Name:  Michael W. Burand

Area of Study / Position Title: General Chemistry Laboratory Coordinator

Why chemistry?  (What about it initially interested you?): I liked science when I was young since it was a way to understand how the world works. I had an excellent chemistry teacher in high school and was very fortunate to receive a scholarship to study chemistry in college.

Research focus (in non-science terms) or basic job duties? I’m the instructor for general chemistry laboratory sections taught in LPSC. I develop course materials and manage the TAs who teach the laboratories. Occasionally I teach general chemistry lecture sections as well.

One thing you truly love about your job?  It’s great to be able to work with colleagues and TAs to come up with new laboratory teaching pedagogies, and I love it when it’s clear something we’ve created is helping students gain a better understanding.

One interesting/strange factoid about yourself.  I received my pilot’s license while in high school.

Instructors Margie Haak and Michael Burand will give a lecture on Less Class Time, More Learning at the 2014 Biennial Conference on Chemical Education, August 3-7 at Grand Valley State University in Michigan.

A hybrid-format general chemistry course for science-majors was implemented in the winter term of 2014. Two sections of approximately 160 students each were included. This course was a “trailer” course insomuch as students began the sequence in the second 10-week term of the academic year. Students in trailer courses have historically been more at risk for poor academic performance.

The format of the course included short, topical videos which were custom-made for this course and were made available to students online. Students were assigned to groups of approximately four for the duration of the term and biweekly class meetings consisted almost exclusively of students working on solving problems within their groups. Generally two faculty members and four teaching assistants were present to assist student groups. Typically some time was reserved at the end of the class periods for student groups (selected at random) to come before the class and present their solution to a problem.

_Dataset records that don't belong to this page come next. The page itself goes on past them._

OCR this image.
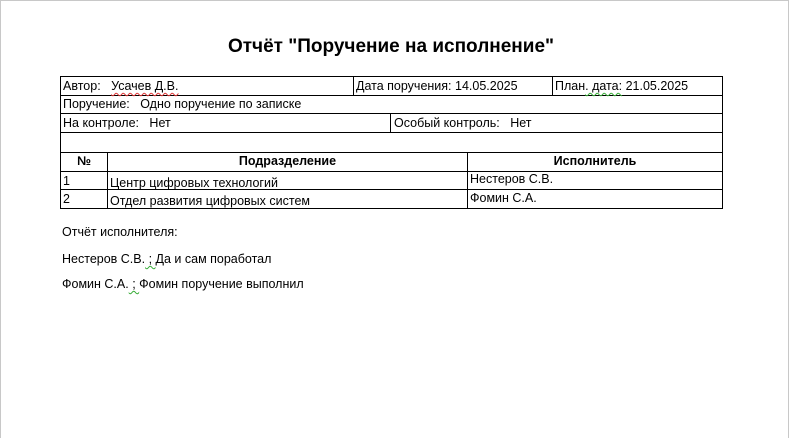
Отчёт "Поручение на исполнение"
Автор: Усачев Д.В.	Дата поручения: 14.05.2025	План. дата: 21.05.2025
Поручение: Одно поручение по записке
На контроле: Нет	Особый контроль: Нет
№	Подразделение	Исполнитель
1	Центр цифровых технологий	Нестеров С.В.
2	Отдел развития цифровых систем	Фомин С.А.
Отчёт исполнителя:
Нестеров С.В. ; Да и сам поработал
Фомин С.А. ; Фомин поручение выполнил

Preliminary data show that students in this hybrid course performed significantly better on exams than historical averages for the traditional lecture format. This result is especially noteworthy given that the students in the hybrid course have only 60% of the class time compared to students in the traditional version of the course. A survey of students’ views regarding this hybrid course format was also conducted and will be discussed.

Instructor Michael Burand will give a presentation titled, “Letter Writing: A Pathway to Better Laboratory Comprehension” at the 2014 Biennial Conference on Chemical Education, August 3-7 at Grand Valley State University.


General chemistry students in honors and majors-only laboratory courses are required to write a letter in lieu of a traditional laboratory report for one of their laboratory projects. The students use the letter to explain their results to a recipient whom they are told does not necessarily have background in science. This requirement to explain their laboratory results in nonscientific terms causes the students to think more thoroughly about the underlying concepts involved. Indeed, survey results indicate that 94% of the laboratory students polled felt they had gained a deeper understanding when they wrote the letter as opposed to a traditional laboratory report. The details of the assignment will be discussed along with students’ survey responses.

The laboratory activity chosen for this letter-writing project involved testing for lead contamination in urban soils via atomic absorption spectroscopy. This provided a viable means of incorporating a service-learning aspect into the project. Students indicated that they put forth a more substantial effort in writing the letter knowing it would be sent to an actual recipient, not only the student’s TA and/or laboratory instructor. Thus, this project combines the nontraditional laboratory pedagogical approach of letter writing with a service-learning component. How this leads to students attaining a deeper understanding and facilitates better student engagement and ownership will be discussed.